Rental Real Estate Activities Raise Unique Questions About “Regular” And “Continuous”
In many situations, it is patently obvious that a taxpayer is engaged in an activity with regularity and continuity (and is seeking a profit), and thus, there will be no question that taxpayer is engaged in a “business.”
For example, there is no question that a CFP Professional who is advising and serving clients on an ongoing basis is engaged in a “business.” Similarly, whether Frank’s Butchery makes a profit or not, if Frank shows up to work at 9AM and leaves at 5PM, Monday through Friday, to try and make a profit as a butcher, Frank has himself a business for tax purposes.
When it comes to other activities, and particularly rental real estate, however, things are not always quite so clear.
For example, if you own a large apartment building and spend a substantial amount of time there each week, you’ve probably got yourself a Section 162 business (and may, therefore, take advantage of the Section 199A deduction). But what if you only rent out the basement of your home? Or what if you rent out a commercial building for a year, but structure the lease so that your tenant is responsible for all taxes and maintenance and insurance on the property, in addition to the monthly rent check (e.g., a triple net lease)?
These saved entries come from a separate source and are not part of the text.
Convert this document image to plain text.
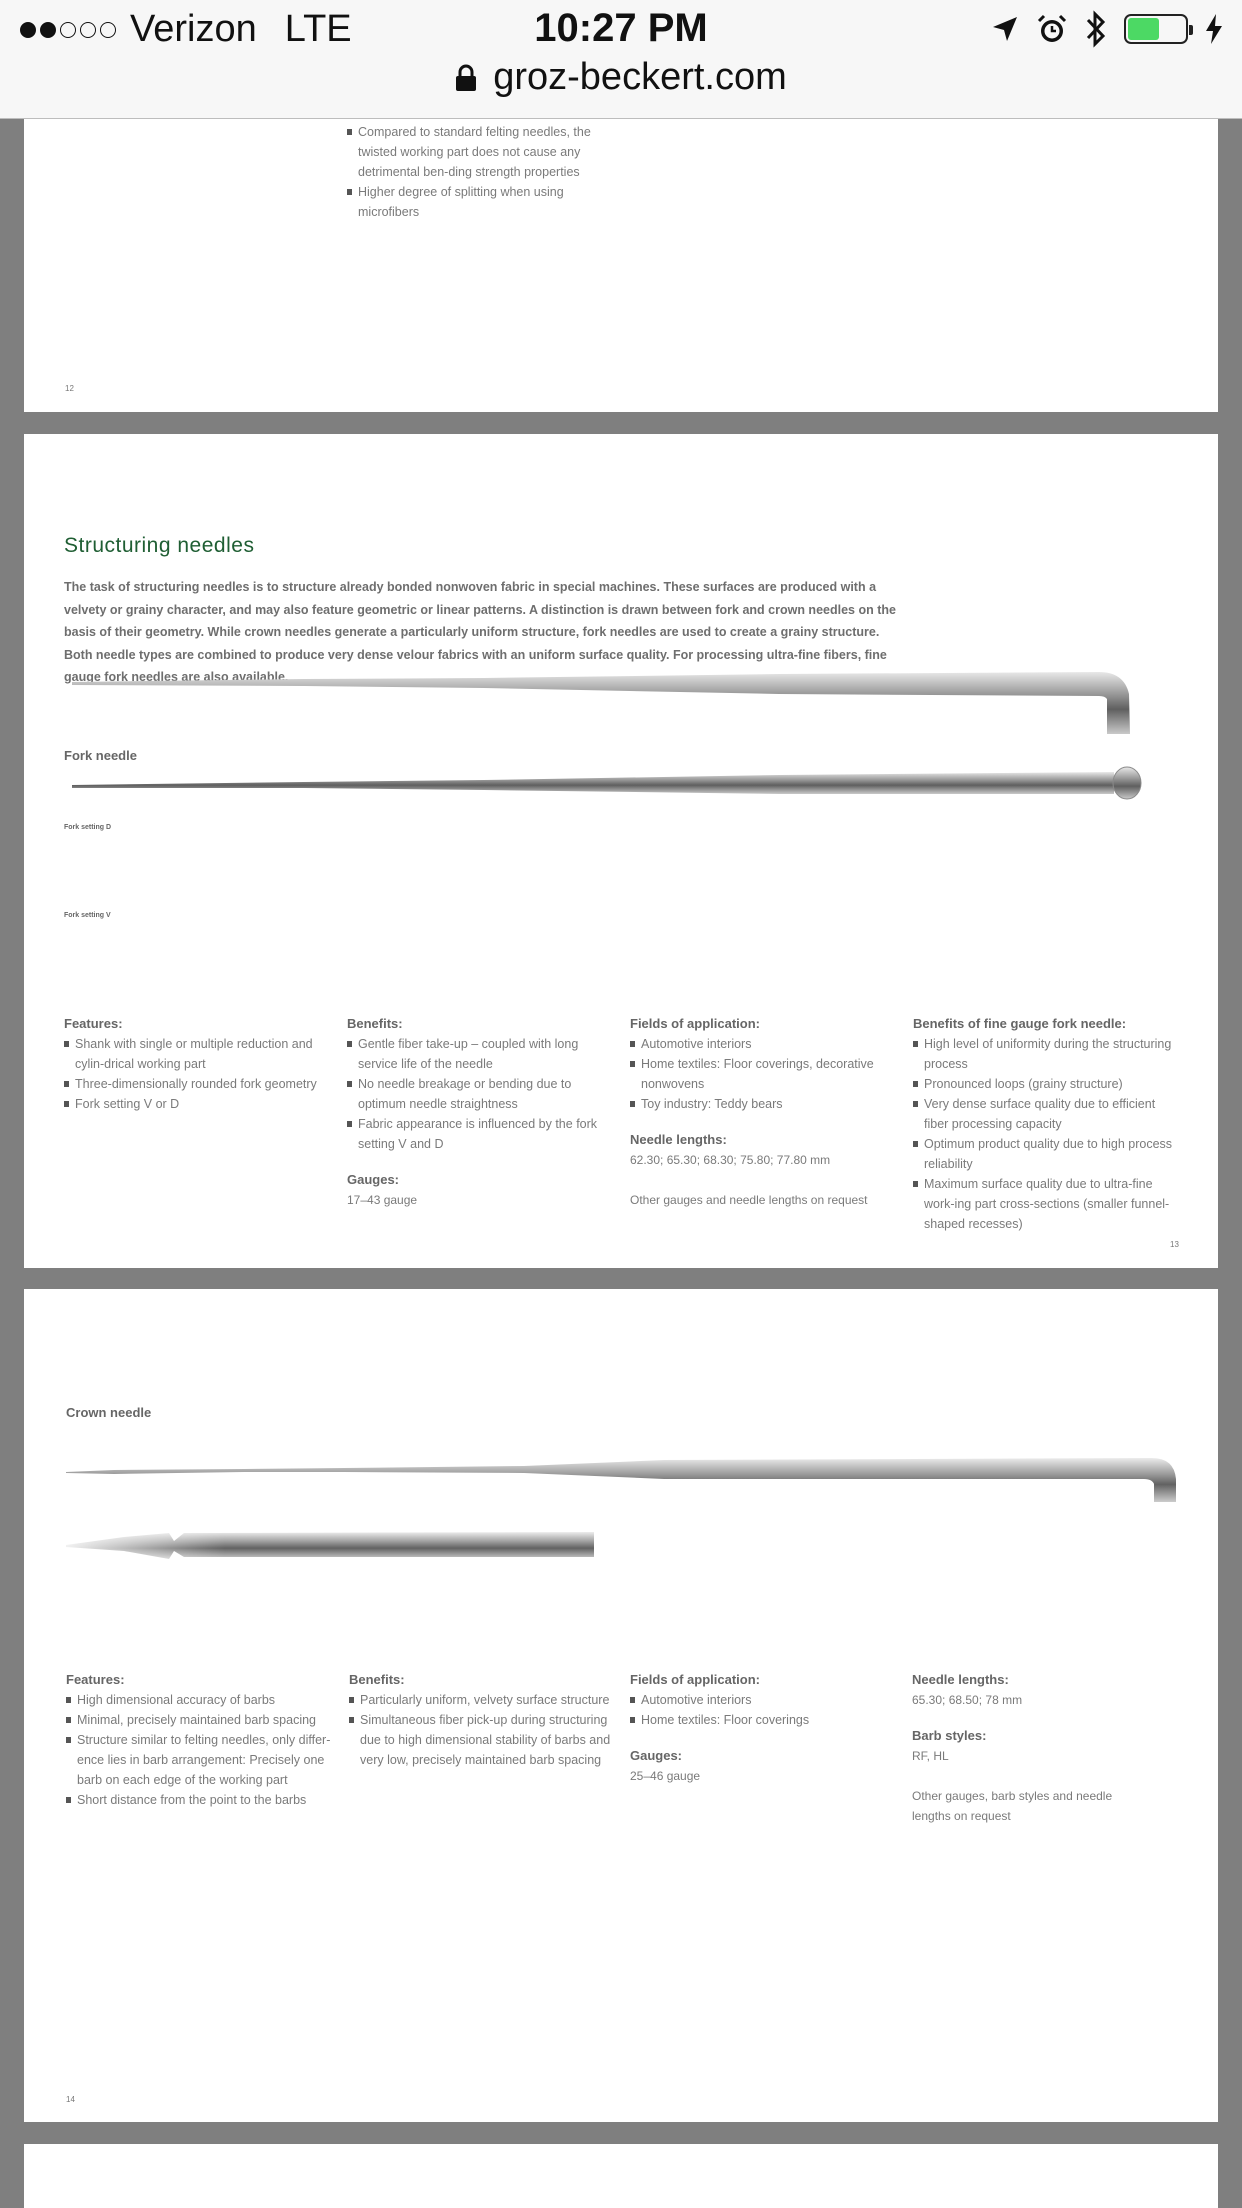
Verizon LTE	10:27 PM
groz-beckert.com
Compared to standard felting needles, the twisted working part does not cause any detrimental ben-ding strength properties
Higher degree of splitting when using microfibers
12
Structuring needles
The task of structuring needles is to structure already bonded nonwoven fabric in special machines. These surfaces are produced with a velvety or grainy character, and may also feature geometric or linear patterns. A distinction is drawn between fork and crown needles on the basis of their geometry. While crown needles generate a particularly uniform structure, fork needles are used to create a grainy structure. Both needle types are combined to produce very dense velour fabrics with an uniform surface quality. For processing ultra-fine fibers, fine gauge fork needles are also available.
Fork needle
Fork setting D
Fork setting V
Features:
Shank with single or multiple reduction and cylin-drical working part
Three-dimensionally rounded fork geometry
Fork setting V or D
Benefits:
Gentle fiber take-up – coupled with long service life of the needle
No needle breakage or bending due to optimum needle straightness
Fabric appearance is influenced by the fork setting V and D
Gauges:
17–43 gauge
Fields of application:
Automotive interiors
Home textiles: Floor coverings, decorative nonwovens
Toy industry: Teddy bears
Needle lengths:
62.30; 65.30; 68.30; 75.80; 77.80 mm
Other gauges and needle lengths on request
Benefits of fine gauge fork needle:
High level of uniformity during the structuring process
Pronounced loops (grainy structure)
Very dense surface quality due to efficient fiber processing capacity
Optimum product quality due to high process reliability
Maximum surface quality due to ultra-fine work-ing part cross-sections (smaller funnel-shaped recesses)
13
Crown needle
Features:
High dimensional accuracy of barbs
Minimal, precisely maintained barb spacing
Structure similar to felting needles, only differ-ence lies in barb arrangement: Precisely one barb on each edge of the working part
Short distance from the point to the barbs
Benefits:
Particularly uniform, velvety surface structure
Simultaneous fiber pick-up during structuring due to high dimensional stability of barbs and very low, precisely maintained barb spacing
Fields of application:
Automotive interiors
Home textiles: Floor coverings
Gauges:
25–46 gauge
Needle lengths:
65.30; 68.50; 78 mm
Barb styles:
RF, HL
Other gauges, barb styles and needle lengths on request
14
On one hand, one could argue that you are regularly and continuously renting out that commercial property since it will literally be rented 24-7 for the next 365 days. But on the other hand, you aren’t really doing anything! There is no activity – in the most literal sense of the word – that you are (or anyone else in your rental real estate “business” is) involved in on a regular and continuous basis. So are you an IRC Section 162 business?
That question, to a large degree, has never really been adequately answered. Not by Congress in the Tax Code. Not by the IRS in Regulations or other guidance. And not even in the courts.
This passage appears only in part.